Dr Raj Kanodia, who is less the Warhol of the plastic surgery world than its Rodin, has created several famous faces so exquisite and so realistic — “realistic” being, as in art and in AI, one of the best compliments that one can give a face that’s surgically-enhanced — that to identify their owners would be borderline-litigious. Like Dr Brandt, he sees a strong affinity between art and surgery. He identifies, not necessarily incorrectly, as an artist. “Art,” he tells me over email, “is the most important component [of plastic surgery]. A surgeon has to be obsessed with art and beauty.”

“Beauty can provoke emotions like happiness and euphoria because its optics are so pleasant,” Kanodia suggests. “It’s perceived both by the human eye and by the lens of the camera. For that reason, anybody who performs surgeries, or injections, has to be a student of beauty: to be able to please the human eye and the lens of the camera equally.” The brain, research shows, reacts to a work of art the same way it reacts to love. Who would not dream of their face playing the same trick on everyone who sees it?

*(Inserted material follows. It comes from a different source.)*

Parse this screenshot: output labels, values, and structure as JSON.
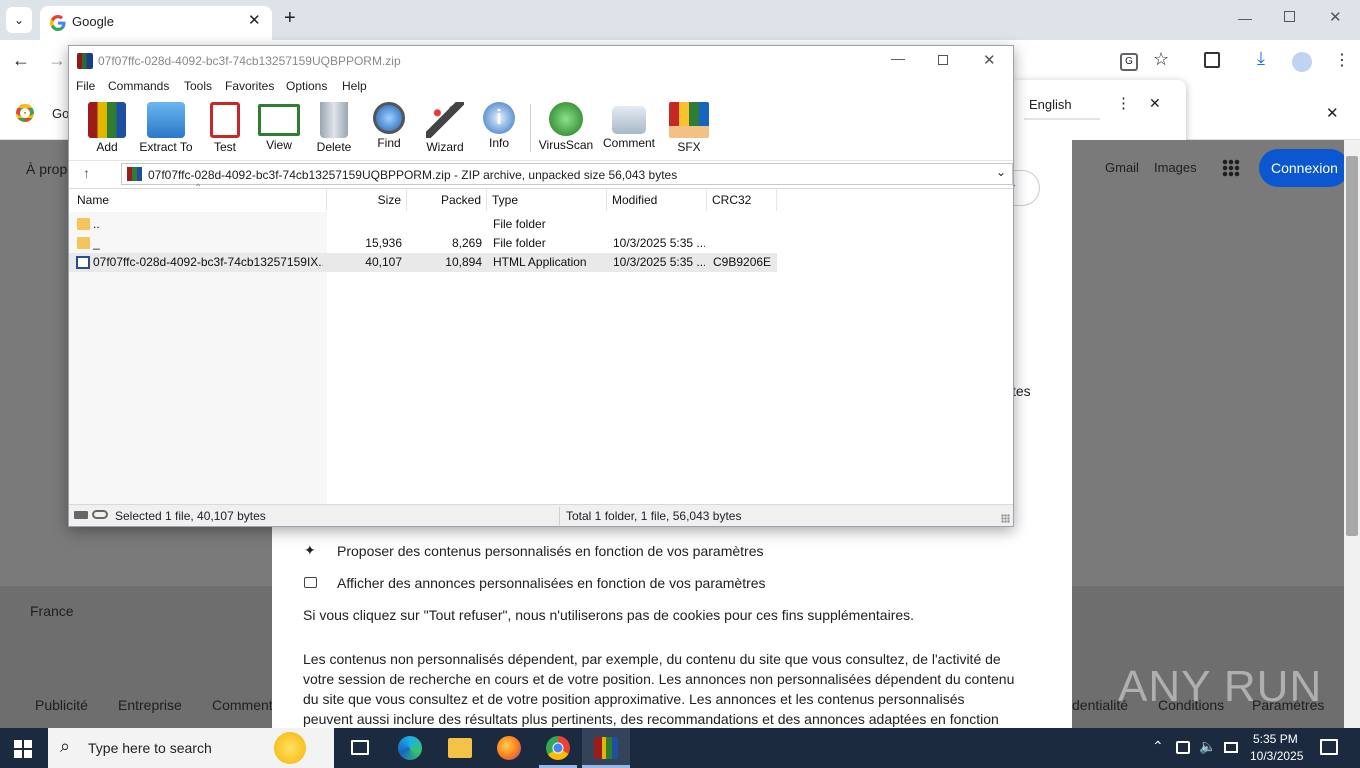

Kanodia’s work, as pleasing to the eye and to the camera as it’s possible to be, is fine enough that Twitter is awash with women begging for a signature Kanodia nose, a pair of perfect Kanodia cheekbones. Most of them cannot afford them. This is one last way that plastic surgery is like fine art: to look at it and to take pleasure in its loveliness or in its bold extremity is free, but to possess it is expensive. As a financial investment, Kylie Jenner’s overhaul is rumoured to have cost as much as a minor Picasso, two-thirds of a work by Sterling Ruby, or about half of a Lisa Yuskavage. It is undeniable that a good surgeon can make a prospective supermodel or Instagram influencer a celebrity by doing smart work, but the work will only be done if the would-be supermodel or Instagram influencer has the money spare to pay for it. This is not un-Warholian, either: people who had family money were the artist’s bread and butter, being both the girls that he made into “superstars,” and the ones buying Marilyn or Jackie silkscreens in a shade that matched their living room. In surgery and in art, money opens doors whose thresholds are invisible to a civilian.

“Making money,” Warhol once said, “is the best art.” Spending it on making yourself into art seems like a logical next step. Selecting the right new face is like hanging a Richard Prince up in your living room: it shows your wealth, your good taste, your ability to spin what you have or are given into something everyone else wants. I said I had no definite opinion on elective plastic surgery. Perhaps I meant to say that, given cash to burn, I would not personally have any at all. It is invaluable to me to recognise myself when looking in a mirror, just as the best art feels invaluable and unlike anything, exactly, other than itself.

When Warhol made his silkscreens, they appeared at first to be identical even in different colours, every Marilyn or Jackie carbon-copied from the last. In fact, the process is too human and imperfect to create a truly perfect copy. There will always be some flaw — some minor act of nature in the manufacture — to make each one its own work of genius.